Tuesday, 1 May 2007

Research and Development

Idevelop's Sarah Smith suggested the project and also became editor of the book, The book idea grew out of the cards, which never really sat that well with us. We looked into getting cards published and printed but decided that a book would be more effective (plus our huge egos were massaged by the thought of being published authors).

The development of the structure came about through Neil and I meeting up regularly and me asking him questions that came out of me simply not getting it. This forced him to examine in more detail how he did it and as he was able to articulate it I began to get it and he became clearer about what was going on, so we kind of met in the middle.

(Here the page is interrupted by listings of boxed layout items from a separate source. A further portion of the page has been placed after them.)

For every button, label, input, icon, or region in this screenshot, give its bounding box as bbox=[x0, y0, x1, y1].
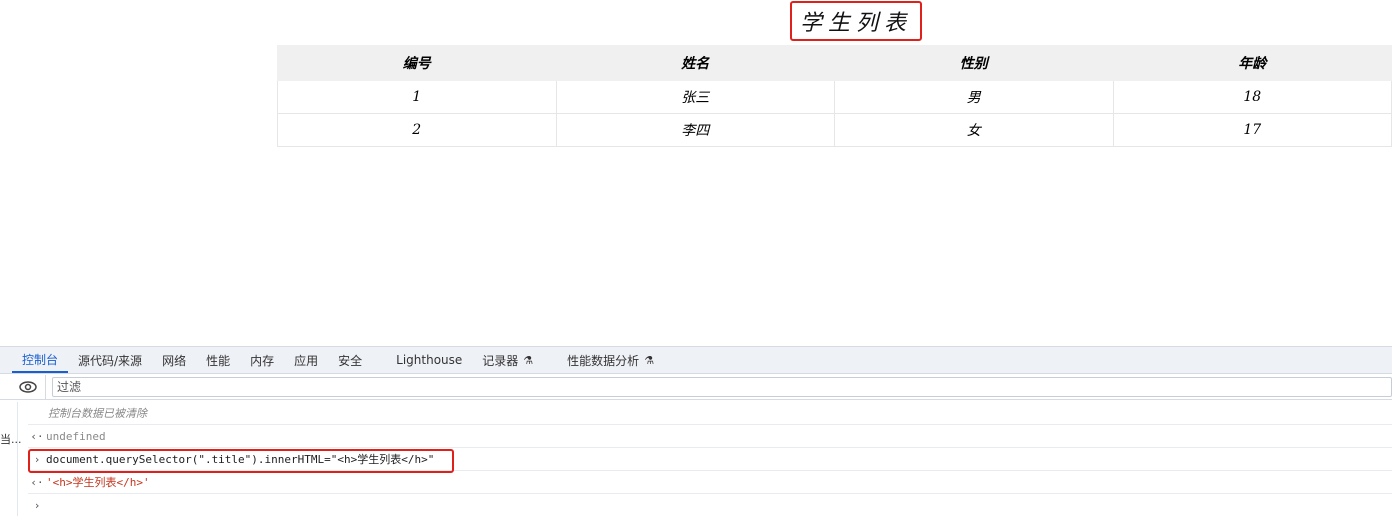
cell-id: 1 bbox=[277, 80, 557, 114]
eye-icon[interactable] bbox=[10, 374, 46, 399]
tab-label: 内存 bbox=[250, 353, 275, 368]
tab-memory[interactable]: 内存 bbox=[240, 347, 284, 373]
tab-label: Lighthouse bbox=[396, 353, 463, 367]
devtools-tabbar: 控制台 源代码/来源 网络 性能 内存 应用 安全 Lighthouse 记录器… bbox=[0, 347, 1392, 374]
cell-name: 张三 bbox=[555, 80, 835, 114]
console-line-result: ‹· undefined bbox=[28, 425, 1392, 448]
console-sidebar: 当... bbox=[0, 402, 22, 516]
cell-gender: 女 bbox=[834, 113, 1114, 147]
header-age: 年龄 bbox=[1112, 45, 1392, 81]
console-output: 控制台数据已被清除 ‹· undefined › document.queryS… bbox=[28, 402, 1392, 517]
console-line-command: › document.querySelector(".title").inner… bbox=[28, 448, 1392, 473]
tab-label: 性能数据分析 bbox=[567, 353, 640, 368]
devtools-panel: 控制台 源代码/来源 网络 性能 内存 应用 安全 Lighthouse 记录器… bbox=[0, 346, 1392, 517]
table-row: 1 张三 男 18 bbox=[277, 80, 1392, 114]
cell-age: 17 bbox=[1112, 113, 1392, 147]
title-highlight: 学生列表 bbox=[790, 1, 922, 41]
tab-recorder[interactable]: 记录器 ⚗ bbox=[472, 347, 543, 373]
page-title: 学生列表 bbox=[799, 11, 912, 36]
tab-sources[interactable]: 源代码/来源 bbox=[68, 347, 152, 373]
tab-network[interactable]: 网络 bbox=[152, 347, 196, 373]
tab-performance[interactable]: 性能 bbox=[196, 347, 240, 373]
tab-label: 安全 bbox=[338, 353, 363, 368]
table-header-row: 编号 姓名 性别 年龄 bbox=[277, 45, 1392, 81]
return-arrow-icon: ‹· bbox=[30, 429, 44, 443]
console-line-cleared: 控制台数据已被清除 bbox=[28, 402, 1392, 425]
console-undefined: undefined bbox=[46, 429, 106, 443]
tab-label: 控制台 bbox=[22, 352, 59, 367]
tab-console[interactable]: 控制台 bbox=[12, 347, 69, 373]
tab-label: 记录器 bbox=[482, 353, 519, 368]
header-name: 姓名 bbox=[555, 45, 835, 81]
tab-security[interactable]: 安全 bbox=[328, 347, 372, 373]
tab-lighthouse[interactable]: Lighthouse bbox=[386, 347, 472, 373]
sidebar-label: 当... bbox=[0, 433, 22, 446]
tab-performance-insights[interactable]: 性能数据分析 ⚗ bbox=[557, 347, 664, 373]
return-arrow-icon: ‹· bbox=[30, 475, 44, 489]
console-result: '<h>学生列表</h>' bbox=[46, 476, 150, 489]
tab-label: 源代码/来源 bbox=[78, 353, 143, 368]
console-command: document.querySelector(".title").innerHT… bbox=[46, 453, 435, 466]
console-line-result: ‹· '<h>学生列表</h>' bbox=[28, 471, 1392, 494]
flask-icon: ⚗ bbox=[523, 353, 534, 367]
console-prompt-line[interactable]: › bbox=[28, 494, 1392, 517]
tab-application[interactable]: 应用 bbox=[284, 347, 328, 373]
cell-gender: 男 bbox=[834, 80, 1114, 114]
cell-age: 18 bbox=[1112, 80, 1392, 114]
tab-label: 网络 bbox=[162, 353, 187, 368]
page-content: 学生列表 编号 姓名 性别 年龄 1 张三 男 18 2 李四 女 17 bbox=[0, 0, 1392, 346]
table-row: 2 李四 女 17 bbox=[277, 113, 1392, 147]
console-cleared-message: 控制台数据已被清除 bbox=[48, 407, 147, 420]
prompt-chevron-icon: › bbox=[33, 499, 41, 512]
header-gender: 性别 bbox=[834, 45, 1114, 81]
cell-id: 2 bbox=[277, 113, 557, 147]
input-chevron-icon: › bbox=[33, 452, 41, 466]
tab-label: 性能 bbox=[206, 353, 231, 368]
header-id: 编号 bbox=[277, 45, 557, 81]
cell-name: 李四 bbox=[555, 113, 835, 147]
student-table: 编号 姓名 性别 年龄 1 张三 男 18 2 李四 女 17 bbox=[277, 45, 1392, 147]
filter-input[interactable] bbox=[52, 376, 1392, 397]
tab-label: 应用 bbox=[294, 353, 319, 368]
flask-icon: ⚗ bbox=[644, 353, 655, 367]
console-filterbar bbox=[0, 374, 1392, 400]
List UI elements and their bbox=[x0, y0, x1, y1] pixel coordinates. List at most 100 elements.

We were still sending out versions to ex Milton Club members and receiving feedback on our discoveries, which threw us back into research. Sometimes we thought we had it cracked, only to receive a comment from someone that sent us straight back to the drawing board. For this we have to thank Sarah Smith, Pauline Haynes, Tim Maude, Sue Beckett, Shone MacFarlane, Tom Smyth, Phil Miller, Reg Connolly, Steve Welsch and quite a few others on the way. Although Neil had been telling me something important about the process repeatedly it had failed to go in, until Tim e-mailed back one day and pointed out that he had realised that the 'How' element was the most important in learning how to loosen up. I realised that I was giving too much brain attention to the 'What' element of it, in terms of what you want someone to do, such as understand, comprehend, learn etc. When I concentrated on the 'How' element of it, such as easily, smoothly, wondrously etc, the penny finally dropped and I turned into a human Thesaurus.

Out of this grew the current format of 4 stages called 'Who', 'Moves', 'What' and 'How'. Imagine the many happy hours we have spent having discussions that sound like this "Yeah but why who? and when how who would use it, especially when what is what in that way"?

As a result of these bizarre conversation we got tranced out quite a bit when working on it, so we only worked in 2 hour blocks over the year or so that it took to complete and would break off to go for a curry and the inevitable 'Swift half' that followed. If you had been on an adjoining table at the 'Maharaj' in Taunton or the 'Ganges' in Bristol during that time you may well have thought that your co-diners had gone mad when listening in to our conversations.

We went for self-publishing through the Anthony Rowe company purely on economic grounds. When we looked into getting it published a frightening amount gets taken by publishers and distributors and frankly, if it isnt the next 'Da Vinci Code' nobody is going to bust a gut to promote it. So we sent it off to the printers before Xmas 2006 and by the time the kinks had been ironed out it finally saw the light of day in March 2007. Now we had to start learning how to teach it.